Using Nature to Nurture Young Minds

The benefits of nature on our mental health and well-being are well documented. Being outside, particularly in a green space relieves stress, grounds us, and helps us to quite literally breathe easier.

The same is true of young children. Just like us, they get a cortisol boost from being outside. As a bonus, we, the educators, will receive the same boost, helping us to feel calmer and happier, which children pick up on.

There are also added benefits for learning that nature can provide.

For young children, nature provides endless opportunities to engage their senses and fire their imaginations. They can learn about the natural world while having fun.
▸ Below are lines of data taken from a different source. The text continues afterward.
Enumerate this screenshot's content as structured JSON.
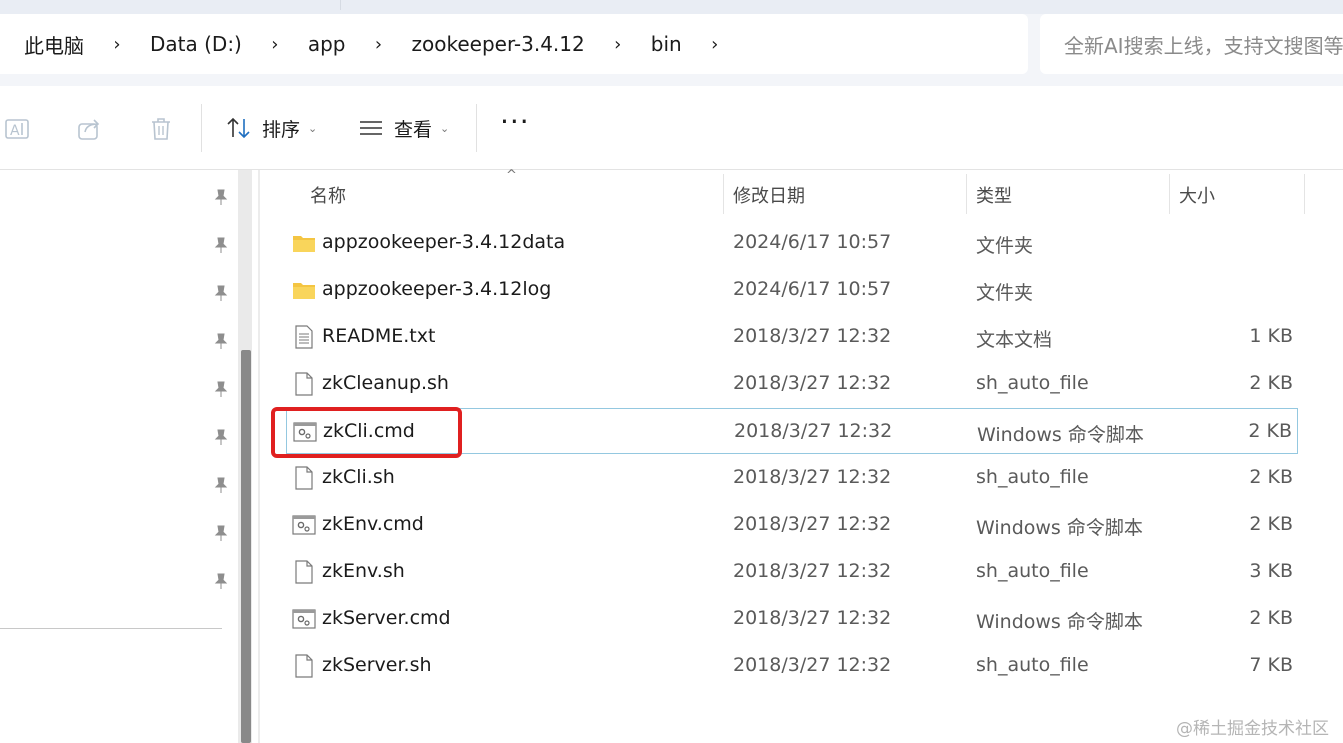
{
  "breadcrumb": [
    "此电脑",
    "Data (D:)",
    "app",
    "zookeeper-3.4.12",
    "bin"
  ],
  "search": {
    "placeholder": "全新AI搜索上线，支持文搜图等"
  },
  "toolbar": {
    "sort_label": "排序",
    "view_label": "查看"
  },
  "columns": {
    "name": "名称",
    "date": "修改日期",
    "type": "类型",
    "size": "大小"
  },
  "files": [
    {
      "name": "appzookeeper-3.4.12data",
      "date": "2024/6/17 10:57",
      "type": "文件夹",
      "size": "",
      "icon": "folder-icon"
    },
    {
      "name": "appzookeeper-3.4.12log",
      "date": "2024/6/17 10:57",
      "type": "文件夹",
      "size": "",
      "icon": "folder-icon"
    },
    {
      "name": "README.txt",
      "date": "2018/3/27 12:32",
      "type": "文本文档",
      "size": "1 KB",
      "icon": "text-file-icon"
    },
    {
      "name": "zkCleanup.sh",
      "date": "2018/3/27 12:32",
      "type": "sh_auto_file",
      "size": "2 KB",
      "icon": "blank-file-icon"
    },
    {
      "name": "zkCli.cmd",
      "date": "2018/3/27 12:32",
      "type": "Windows 命令脚本",
      "size": "2 KB",
      "icon": "cmd-script-icon",
      "selected": true
    },
    {
      "name": "zkCli.sh",
      "date": "2018/3/27 12:32",
      "type": "sh_auto_file",
      "size": "2 KB",
      "icon": "blank-file-icon"
    },
    {
      "name": "zkEnv.cmd",
      "date": "2018/3/27 12:32",
      "type": "Windows 命令脚本",
      "size": "2 KB",
      "icon": "cmd-script-icon"
    },
    {
      "name": "zkEnv.sh",
      "date": "2018/3/27 12:32",
      "type": "sh_auto_file",
      "size": "3 KB",
      "icon": "blank-file-icon"
    },
    {
      "name": "zkServer.cmd",
      "date": "2018/3/27 12:32",
      "type": "Windows 命令脚本",
      "size": "2 KB",
      "icon": "cmd-script-icon"
    },
    {
      "name": "zkServer.sh",
      "date": "2018/3/27 12:32",
      "type": "sh_auto_file",
      "size": "7 KB",
      "icon": "blank-file-icon"
    }
  ],
  "watermark": "@稀土掘金技术社区",
  "colors": {
    "highlight": "#e02020",
    "selection_border": "#94c8e0",
    "folder": "#f4c542"
  }
}
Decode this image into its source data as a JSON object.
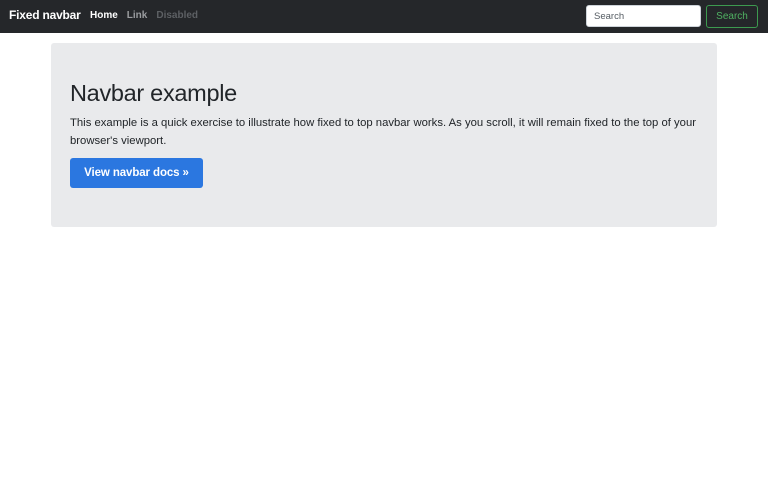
{
  "navbar": {
    "brand": "Fixed navbar",
    "links": [
      {
        "label": "Home",
        "state": "active"
      },
      {
        "label": "Link",
        "state": "normal"
      },
      {
        "label": "Disabled",
        "state": "disabled"
      }
    ],
    "search": {
      "placeholder": "Search",
      "value": "",
      "button_label": "Search"
    }
  },
  "jumbotron": {
    "title": "Navbar example",
    "text": "This example is a quick exercise to illustrate how fixed to top navbar works. As you scroll, it will remain fixed to the top of your browser's viewport.",
    "button_label": "View navbar docs »"
  },
  "colors": {
    "navbar_bg": "#25272a",
    "jumbotron_bg": "#e9eaec",
    "primary": "#2b77e0",
    "success": "#4fb162"
  }
}
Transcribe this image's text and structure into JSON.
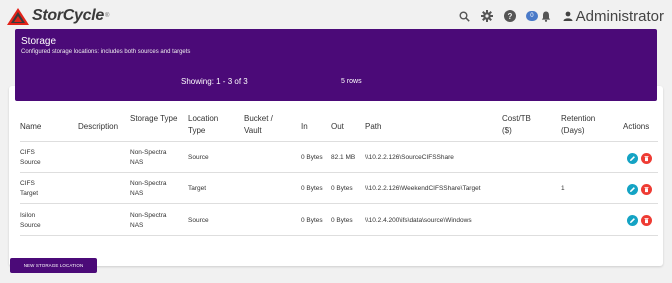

Children should be exposed to nature daily, to aid in their mental and emotional development. However, in an urban environment that may be easier said than done.

The good news is there are numerous ways you can make use of nature’s bountiful resources that don’t involve acres of land.

Natural resources

Even when learning through playing, young children still need a break from a classroom environment.

If the logistics and parental permissions allow, nature walks are a wonderful way to get out of the classroom but continue to educate.

Free of the responsibilities of adulthood, children are inherently more connected to nature. They find it much easier than most adults to take pleasure in simple things such as snow, crunchy leaves, or splashing in a puddle.

Whether it’s a duck pond, trees where the children can observe squirrels, or playing pooh sticks, children flourish outdoors.

Children, particularly those at preschool ages, are full of wonder and nature lets their imaginations run wild. A small batch of trees becomes a dense forest, full of mystical creatures. A duck pond could also be home to a sea witch, mermaids, or even a small dinosaur!

Equip the children with magnifying glasses for a more scientific slant to the day’s activities. Watch them become absorbed in the details of leaves, grass, sticks, insects, and anything else that catches their eye.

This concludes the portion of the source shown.